I fish it regularly and have never caught a brookie, I get browns but so far that is it. Aside from suckers and shiners. Stocking report shows nothing other than browns.


----------



## FISH (Jul 14, 2002)

rainbows, i've caught a few nice rainbows, i think they stock them above baker street.


----------



## Alpha Buck (Jan 24, 2006)

The river has rainbows and browns but I have never heard of or caught a brookie in the coldwater.


----------



## vando45 (Feb 25, 2004)

Chubs maybe? Plenty of those.


----------



## Trout King (May 1, 2002)

Hey Mike, the Coldwater is way too warm for brookies. You were probably seeing chubs. It runs through a lot of farmland and that warms it up a lot. It is actually a county drain so that makes it hard to maintain cove because they don't want it all clogged up and stuff.

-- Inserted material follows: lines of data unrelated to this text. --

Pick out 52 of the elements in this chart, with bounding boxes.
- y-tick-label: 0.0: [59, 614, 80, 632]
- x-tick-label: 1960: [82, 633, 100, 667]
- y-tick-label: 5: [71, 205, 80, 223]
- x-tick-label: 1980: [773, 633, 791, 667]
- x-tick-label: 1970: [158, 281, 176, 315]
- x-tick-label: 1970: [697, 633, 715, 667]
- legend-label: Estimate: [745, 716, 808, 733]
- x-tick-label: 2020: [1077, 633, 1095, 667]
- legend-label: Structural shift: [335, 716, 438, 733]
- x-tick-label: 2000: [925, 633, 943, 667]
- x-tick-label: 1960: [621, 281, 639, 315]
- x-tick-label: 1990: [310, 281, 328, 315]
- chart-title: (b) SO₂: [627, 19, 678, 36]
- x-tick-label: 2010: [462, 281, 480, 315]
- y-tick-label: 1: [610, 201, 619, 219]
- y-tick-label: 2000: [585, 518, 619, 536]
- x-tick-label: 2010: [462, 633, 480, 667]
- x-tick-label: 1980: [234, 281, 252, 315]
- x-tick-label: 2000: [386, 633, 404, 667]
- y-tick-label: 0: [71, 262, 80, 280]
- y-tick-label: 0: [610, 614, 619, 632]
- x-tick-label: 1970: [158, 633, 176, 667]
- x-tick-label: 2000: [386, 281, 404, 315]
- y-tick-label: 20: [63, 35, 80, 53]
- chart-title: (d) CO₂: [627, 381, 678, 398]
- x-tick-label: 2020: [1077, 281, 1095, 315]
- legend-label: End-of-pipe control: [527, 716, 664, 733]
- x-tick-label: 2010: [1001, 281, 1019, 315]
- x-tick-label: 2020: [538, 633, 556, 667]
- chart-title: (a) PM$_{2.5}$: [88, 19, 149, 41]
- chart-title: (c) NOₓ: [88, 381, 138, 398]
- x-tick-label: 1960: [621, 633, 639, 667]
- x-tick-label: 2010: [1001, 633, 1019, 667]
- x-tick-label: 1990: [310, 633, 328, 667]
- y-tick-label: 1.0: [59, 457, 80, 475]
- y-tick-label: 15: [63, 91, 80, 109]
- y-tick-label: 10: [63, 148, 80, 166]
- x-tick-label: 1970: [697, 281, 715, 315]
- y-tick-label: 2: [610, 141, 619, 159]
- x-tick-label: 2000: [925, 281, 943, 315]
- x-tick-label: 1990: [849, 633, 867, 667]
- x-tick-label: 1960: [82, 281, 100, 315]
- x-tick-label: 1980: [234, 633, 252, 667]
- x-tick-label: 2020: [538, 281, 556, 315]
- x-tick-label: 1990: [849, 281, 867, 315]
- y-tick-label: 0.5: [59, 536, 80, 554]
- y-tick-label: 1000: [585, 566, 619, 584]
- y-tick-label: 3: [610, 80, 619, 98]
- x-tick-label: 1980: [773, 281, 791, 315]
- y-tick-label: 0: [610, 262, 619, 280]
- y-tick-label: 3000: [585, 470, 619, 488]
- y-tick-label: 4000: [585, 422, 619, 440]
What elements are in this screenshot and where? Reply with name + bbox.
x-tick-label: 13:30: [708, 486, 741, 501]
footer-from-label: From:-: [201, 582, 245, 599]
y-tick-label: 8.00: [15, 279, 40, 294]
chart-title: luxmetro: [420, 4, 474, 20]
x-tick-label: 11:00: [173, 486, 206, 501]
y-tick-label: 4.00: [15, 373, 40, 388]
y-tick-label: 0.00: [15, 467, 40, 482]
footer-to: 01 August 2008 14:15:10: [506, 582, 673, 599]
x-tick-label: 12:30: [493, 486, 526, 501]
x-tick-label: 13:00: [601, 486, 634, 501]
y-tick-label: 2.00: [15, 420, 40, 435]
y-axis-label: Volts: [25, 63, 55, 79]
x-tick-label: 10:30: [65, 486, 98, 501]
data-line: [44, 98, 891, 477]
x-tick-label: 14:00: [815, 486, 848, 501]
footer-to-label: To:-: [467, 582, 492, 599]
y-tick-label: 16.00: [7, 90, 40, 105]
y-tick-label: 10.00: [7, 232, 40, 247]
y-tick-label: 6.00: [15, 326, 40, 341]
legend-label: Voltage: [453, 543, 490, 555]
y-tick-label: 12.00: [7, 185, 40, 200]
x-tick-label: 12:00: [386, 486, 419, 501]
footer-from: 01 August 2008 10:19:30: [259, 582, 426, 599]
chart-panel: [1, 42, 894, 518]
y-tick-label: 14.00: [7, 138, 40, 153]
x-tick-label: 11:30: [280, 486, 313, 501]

There are however some decent browns in it. This isn't a typical trout stream, and is mostly flat with light current, fairly deep, making it hard to fish due to pushing a wake ahead of you for 50 yds.


----------



## waterfoul (May 18, 2005)

Well, standing approx. 15-18' above the river looking down stream... they were definitely trout... especially the ones feeding on top. Must have been small rainbows or I guess they could have been browns. I was guessing at the brookies mostly based on size. Guess I'll have to get in with a rod and find out for sure though eh??


----------



## Creek-Chub (Apr 15, 2004)

Waterfoul said:


> Well, standing approx. 15-18' above the river looking down stream... they were definitely trout... especially the ones feeding on top. Must have been small rainbows or I guess they could have been browns. I was guessing at the brookies mostly based on size. Guess I'll have to get in with a rod and find out for sure though eh??


I speak from direct experience when I say that it can be extremely tough to distinguish a chub from a trout when you're looking at them at 15-18' away, especially when you haven't done a whole ton of trout fishing. My screen name stems from a particularly embarrasing experience. 

Me: "Oh man, we 've GOT to go back and fish this stream! It is CHOCK, and I mean CHOCK full of browns!

Come to find out, mama and papa CreekChub had been getting busy in my secret little ditch for quite some time. You may be right, but until confirmed my advice would be to keep quiet - especially around those who may never let you live it down! (Again, personal experience here...  )

That said... in the unfortunate event that you were wrong there is only one thing to do: Become one with your chubness and embrace it!


----------



## waterfoul (May 18, 2005)

I'm thinking I might hit this stream this week. any suggestions for artificials? Live bait?


----------



## SpecialK (Feb 11, 2005)

Waterfoul,

Catch some of those chubs and use them as bait. Be sure and catch all the waterwolves that you can.(they make great **** food) And yes you can catch brookies in the coldwater just not this time of year. 

The river is out my back door!


----------